En classe, rien ne semble la distinguer des autres élèves de l’Athénée royal Serge Creuz. Oishi, une jeune fille de 18 ans est une très bonne élève avec plein d’amis. Aussi, quand elle reçoit l’ordre de quitter le pays ce dimanche au plus tard, c’est une surprise, un choc terrible pour beaucoup.

Les réactions de soutien ne tardent pas : une pétition en ligne et une autre sur papier tournent et elles ont déjà récolté plus de 2.000 signatures. "Toute l’école est derrière elle. Ce n’est pas normal d’exclure quelqu’un qui est ici depuis sept ans. Tout ce que nous demandons, c’est qu’Oishi puisse terminer sa scolarité en toute sérénité chez nous et qu’elle puisse rester en Belgique", ajoute Philippe Nevraumont, proviseur de l’athénée.

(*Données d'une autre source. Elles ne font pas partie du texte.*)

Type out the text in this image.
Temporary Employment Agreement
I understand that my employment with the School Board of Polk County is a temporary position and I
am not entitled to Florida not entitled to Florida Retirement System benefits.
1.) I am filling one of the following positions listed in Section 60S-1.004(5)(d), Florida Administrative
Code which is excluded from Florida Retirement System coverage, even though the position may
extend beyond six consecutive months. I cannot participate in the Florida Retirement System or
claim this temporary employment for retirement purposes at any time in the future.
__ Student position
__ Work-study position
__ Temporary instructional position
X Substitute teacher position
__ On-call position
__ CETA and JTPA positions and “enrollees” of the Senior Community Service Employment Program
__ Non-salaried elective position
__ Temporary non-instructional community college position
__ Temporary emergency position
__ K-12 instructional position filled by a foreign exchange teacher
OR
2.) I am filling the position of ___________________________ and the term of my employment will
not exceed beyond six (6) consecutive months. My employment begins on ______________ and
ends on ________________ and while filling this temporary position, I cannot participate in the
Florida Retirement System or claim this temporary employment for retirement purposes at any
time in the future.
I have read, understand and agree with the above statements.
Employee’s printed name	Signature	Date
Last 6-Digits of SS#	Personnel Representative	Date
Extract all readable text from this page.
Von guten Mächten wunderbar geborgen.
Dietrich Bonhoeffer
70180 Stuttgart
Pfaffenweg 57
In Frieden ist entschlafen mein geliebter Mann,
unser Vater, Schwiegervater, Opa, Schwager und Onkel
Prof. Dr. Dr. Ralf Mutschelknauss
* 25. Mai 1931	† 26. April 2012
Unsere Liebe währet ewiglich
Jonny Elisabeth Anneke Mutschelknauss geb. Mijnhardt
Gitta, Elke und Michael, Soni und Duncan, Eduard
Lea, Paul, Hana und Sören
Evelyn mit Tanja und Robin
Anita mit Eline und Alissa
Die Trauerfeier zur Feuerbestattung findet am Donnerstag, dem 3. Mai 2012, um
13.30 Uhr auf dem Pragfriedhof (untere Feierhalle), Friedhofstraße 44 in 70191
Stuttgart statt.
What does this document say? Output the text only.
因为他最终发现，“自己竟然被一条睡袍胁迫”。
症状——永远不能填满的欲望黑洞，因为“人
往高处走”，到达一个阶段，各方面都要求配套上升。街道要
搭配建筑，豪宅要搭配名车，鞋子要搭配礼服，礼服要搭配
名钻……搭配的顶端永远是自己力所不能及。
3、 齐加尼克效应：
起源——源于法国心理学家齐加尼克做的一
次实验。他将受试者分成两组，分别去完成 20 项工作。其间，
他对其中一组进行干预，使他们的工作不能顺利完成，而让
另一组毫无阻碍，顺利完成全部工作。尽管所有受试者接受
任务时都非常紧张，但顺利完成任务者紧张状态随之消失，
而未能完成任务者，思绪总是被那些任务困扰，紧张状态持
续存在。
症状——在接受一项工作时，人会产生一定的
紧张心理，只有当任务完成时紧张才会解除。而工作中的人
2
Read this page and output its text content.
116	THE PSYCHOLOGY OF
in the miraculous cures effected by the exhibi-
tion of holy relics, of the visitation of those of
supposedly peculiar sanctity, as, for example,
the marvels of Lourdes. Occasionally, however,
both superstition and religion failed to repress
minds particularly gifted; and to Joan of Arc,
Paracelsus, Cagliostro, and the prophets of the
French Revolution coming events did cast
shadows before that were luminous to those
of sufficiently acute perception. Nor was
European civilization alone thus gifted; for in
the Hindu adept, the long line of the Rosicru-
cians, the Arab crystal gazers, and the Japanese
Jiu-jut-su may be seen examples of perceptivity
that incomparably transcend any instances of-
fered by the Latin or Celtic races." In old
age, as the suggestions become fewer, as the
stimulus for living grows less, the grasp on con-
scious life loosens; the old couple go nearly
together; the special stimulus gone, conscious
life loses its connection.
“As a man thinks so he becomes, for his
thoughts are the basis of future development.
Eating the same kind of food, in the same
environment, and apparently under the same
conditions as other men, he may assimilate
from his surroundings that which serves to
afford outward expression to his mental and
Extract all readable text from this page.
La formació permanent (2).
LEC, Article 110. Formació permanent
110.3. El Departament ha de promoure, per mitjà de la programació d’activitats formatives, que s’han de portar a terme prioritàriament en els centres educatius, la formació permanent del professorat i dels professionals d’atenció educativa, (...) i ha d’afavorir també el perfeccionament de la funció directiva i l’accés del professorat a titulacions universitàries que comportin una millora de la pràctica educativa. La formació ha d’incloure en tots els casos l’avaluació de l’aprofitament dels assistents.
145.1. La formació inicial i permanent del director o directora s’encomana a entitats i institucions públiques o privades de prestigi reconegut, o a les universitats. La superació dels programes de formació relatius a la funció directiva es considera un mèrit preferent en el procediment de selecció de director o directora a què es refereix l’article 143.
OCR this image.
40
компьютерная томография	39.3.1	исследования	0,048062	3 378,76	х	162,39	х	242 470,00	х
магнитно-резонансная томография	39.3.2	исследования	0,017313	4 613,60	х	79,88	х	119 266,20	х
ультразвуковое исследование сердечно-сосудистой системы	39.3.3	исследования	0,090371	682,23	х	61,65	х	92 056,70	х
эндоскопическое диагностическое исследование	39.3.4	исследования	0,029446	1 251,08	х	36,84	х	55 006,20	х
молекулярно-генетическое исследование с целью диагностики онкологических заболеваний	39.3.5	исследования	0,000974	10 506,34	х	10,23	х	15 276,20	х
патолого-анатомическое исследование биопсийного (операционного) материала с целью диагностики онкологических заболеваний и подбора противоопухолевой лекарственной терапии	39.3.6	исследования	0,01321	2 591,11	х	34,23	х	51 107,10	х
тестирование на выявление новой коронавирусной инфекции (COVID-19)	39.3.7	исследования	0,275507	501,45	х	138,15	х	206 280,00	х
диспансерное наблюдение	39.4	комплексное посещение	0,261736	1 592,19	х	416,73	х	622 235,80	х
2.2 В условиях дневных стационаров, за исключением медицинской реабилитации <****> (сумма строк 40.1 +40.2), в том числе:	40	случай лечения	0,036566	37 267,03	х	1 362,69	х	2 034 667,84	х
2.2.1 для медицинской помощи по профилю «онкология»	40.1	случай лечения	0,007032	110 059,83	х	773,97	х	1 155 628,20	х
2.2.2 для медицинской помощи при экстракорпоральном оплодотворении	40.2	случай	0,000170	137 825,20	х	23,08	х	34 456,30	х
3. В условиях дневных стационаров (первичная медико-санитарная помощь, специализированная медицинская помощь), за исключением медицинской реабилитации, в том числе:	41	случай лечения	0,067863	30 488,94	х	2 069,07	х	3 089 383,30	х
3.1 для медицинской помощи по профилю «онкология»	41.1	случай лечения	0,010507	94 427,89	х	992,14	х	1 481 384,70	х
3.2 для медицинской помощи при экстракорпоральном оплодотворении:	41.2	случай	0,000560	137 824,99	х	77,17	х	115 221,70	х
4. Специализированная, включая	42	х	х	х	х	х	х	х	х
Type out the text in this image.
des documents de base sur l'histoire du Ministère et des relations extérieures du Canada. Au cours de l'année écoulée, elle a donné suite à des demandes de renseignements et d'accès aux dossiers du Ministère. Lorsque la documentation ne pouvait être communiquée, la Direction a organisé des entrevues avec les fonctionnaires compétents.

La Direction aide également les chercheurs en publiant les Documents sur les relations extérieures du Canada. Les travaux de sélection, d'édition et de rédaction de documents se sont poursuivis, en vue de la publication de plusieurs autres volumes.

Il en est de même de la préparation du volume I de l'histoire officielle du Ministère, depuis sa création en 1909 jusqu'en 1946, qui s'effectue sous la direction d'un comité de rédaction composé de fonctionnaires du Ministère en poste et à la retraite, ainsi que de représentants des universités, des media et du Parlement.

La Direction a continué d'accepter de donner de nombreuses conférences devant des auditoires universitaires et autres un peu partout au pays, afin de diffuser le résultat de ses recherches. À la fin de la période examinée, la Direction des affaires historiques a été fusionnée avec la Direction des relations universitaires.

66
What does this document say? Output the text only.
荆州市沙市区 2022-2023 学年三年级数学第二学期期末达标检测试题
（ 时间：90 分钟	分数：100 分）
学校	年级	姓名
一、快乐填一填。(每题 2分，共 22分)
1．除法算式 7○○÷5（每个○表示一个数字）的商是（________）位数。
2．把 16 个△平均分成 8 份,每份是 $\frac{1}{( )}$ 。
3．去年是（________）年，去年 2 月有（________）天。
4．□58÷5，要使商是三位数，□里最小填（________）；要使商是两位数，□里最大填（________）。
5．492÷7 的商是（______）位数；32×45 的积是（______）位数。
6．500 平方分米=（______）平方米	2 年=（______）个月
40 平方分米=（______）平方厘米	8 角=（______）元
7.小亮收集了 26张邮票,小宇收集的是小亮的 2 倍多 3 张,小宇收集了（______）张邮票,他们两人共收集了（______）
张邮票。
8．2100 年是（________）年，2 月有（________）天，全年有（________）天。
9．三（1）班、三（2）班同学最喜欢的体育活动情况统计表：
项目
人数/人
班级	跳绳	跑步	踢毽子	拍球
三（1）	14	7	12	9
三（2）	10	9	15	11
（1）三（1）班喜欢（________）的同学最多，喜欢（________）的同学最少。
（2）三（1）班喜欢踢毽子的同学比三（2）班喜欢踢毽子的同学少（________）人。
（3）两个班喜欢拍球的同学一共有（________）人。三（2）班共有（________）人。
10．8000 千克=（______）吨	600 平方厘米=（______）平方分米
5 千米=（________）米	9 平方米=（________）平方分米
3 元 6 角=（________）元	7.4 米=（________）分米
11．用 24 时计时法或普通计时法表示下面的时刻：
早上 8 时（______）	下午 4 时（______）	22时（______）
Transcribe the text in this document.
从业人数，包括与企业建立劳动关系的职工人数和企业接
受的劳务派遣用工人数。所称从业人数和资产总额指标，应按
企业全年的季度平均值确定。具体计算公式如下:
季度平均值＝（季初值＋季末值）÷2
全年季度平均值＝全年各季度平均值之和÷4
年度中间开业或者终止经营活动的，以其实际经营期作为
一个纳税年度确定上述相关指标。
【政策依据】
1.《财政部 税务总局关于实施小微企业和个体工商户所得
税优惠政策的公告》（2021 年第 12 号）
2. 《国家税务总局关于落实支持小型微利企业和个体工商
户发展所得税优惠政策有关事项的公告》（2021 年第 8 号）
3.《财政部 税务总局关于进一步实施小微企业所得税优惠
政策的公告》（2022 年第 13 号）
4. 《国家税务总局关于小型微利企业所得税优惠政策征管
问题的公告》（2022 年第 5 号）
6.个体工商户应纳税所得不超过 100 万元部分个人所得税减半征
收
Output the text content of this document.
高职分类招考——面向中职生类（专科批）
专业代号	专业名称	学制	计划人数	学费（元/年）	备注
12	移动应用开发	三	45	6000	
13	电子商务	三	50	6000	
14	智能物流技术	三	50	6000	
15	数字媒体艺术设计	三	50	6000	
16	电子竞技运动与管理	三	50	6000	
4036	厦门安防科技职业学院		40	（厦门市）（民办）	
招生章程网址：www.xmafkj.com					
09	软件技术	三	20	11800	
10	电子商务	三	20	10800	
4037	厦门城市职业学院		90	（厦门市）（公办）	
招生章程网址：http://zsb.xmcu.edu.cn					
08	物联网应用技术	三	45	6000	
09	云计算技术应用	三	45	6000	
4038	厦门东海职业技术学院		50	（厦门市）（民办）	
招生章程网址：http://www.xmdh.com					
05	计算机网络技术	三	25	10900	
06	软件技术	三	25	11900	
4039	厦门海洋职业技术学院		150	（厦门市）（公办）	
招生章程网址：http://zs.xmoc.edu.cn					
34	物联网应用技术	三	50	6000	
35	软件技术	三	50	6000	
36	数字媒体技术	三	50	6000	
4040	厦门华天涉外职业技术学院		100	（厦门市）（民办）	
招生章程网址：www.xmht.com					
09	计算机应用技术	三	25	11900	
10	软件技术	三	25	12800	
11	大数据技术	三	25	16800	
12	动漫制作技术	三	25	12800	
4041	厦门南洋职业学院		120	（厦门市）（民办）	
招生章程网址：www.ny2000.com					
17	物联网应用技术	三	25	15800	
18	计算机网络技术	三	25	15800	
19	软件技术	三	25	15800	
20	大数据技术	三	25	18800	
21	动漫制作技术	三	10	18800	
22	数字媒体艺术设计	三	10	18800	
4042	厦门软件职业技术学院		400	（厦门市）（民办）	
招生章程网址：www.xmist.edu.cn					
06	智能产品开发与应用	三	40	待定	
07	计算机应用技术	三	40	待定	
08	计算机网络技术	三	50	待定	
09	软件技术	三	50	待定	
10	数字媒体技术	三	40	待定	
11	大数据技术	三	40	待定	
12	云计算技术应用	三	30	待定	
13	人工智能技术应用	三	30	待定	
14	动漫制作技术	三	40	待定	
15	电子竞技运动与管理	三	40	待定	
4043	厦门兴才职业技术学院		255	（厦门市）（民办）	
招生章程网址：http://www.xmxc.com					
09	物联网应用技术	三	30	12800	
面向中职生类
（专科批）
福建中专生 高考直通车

La jeune fille a vécu jusqu’à ses 11 ans au Bangladesh. Tout bascule quand le gouvernement change. Son père, opposant politique, et sa mère sont emprisonnés et torturés. La famille fuit le pays et s’installe en Belgique. Depuis, elle a reçu plusieurs fois l’ordre de quitter le territoire.

Le dernier s’adresse uniquement à Oishi et se solde désormais d’une interdiction de territoire en Belgique pour une durée de trois ans. Mais le reste de sa famille est également menacé d’expulsion car elle reste sous le coup des ordres précédents. Cela n’empêche pas la jeune fille d’assister aux cours : "J’ai peur, mais rester chez moi me déprime alors qu’à l’école, je suis entourée de mes amis et de mes professeurs", confie-t-elle.

En attendant, Oishi a introduit une demande de passeport auprès de l’ambassade du Bangladesh. "Étant donné que la jeune fille est en rhétorique et que l’année scolaire touche à sa fin, on est souvent plus tolérant. Il est possible qu’on prolonge l’ordre de quitter le territoire afin de lui permettre de terminer sa scolarité", précise Dominique Ernould, porte-parole de l’Office des étrangers.

La situation de cette élève fait penser au cas du jeune Lajoie Malekusa et de sa mère qui avaient aussi été menacés d’expulsion.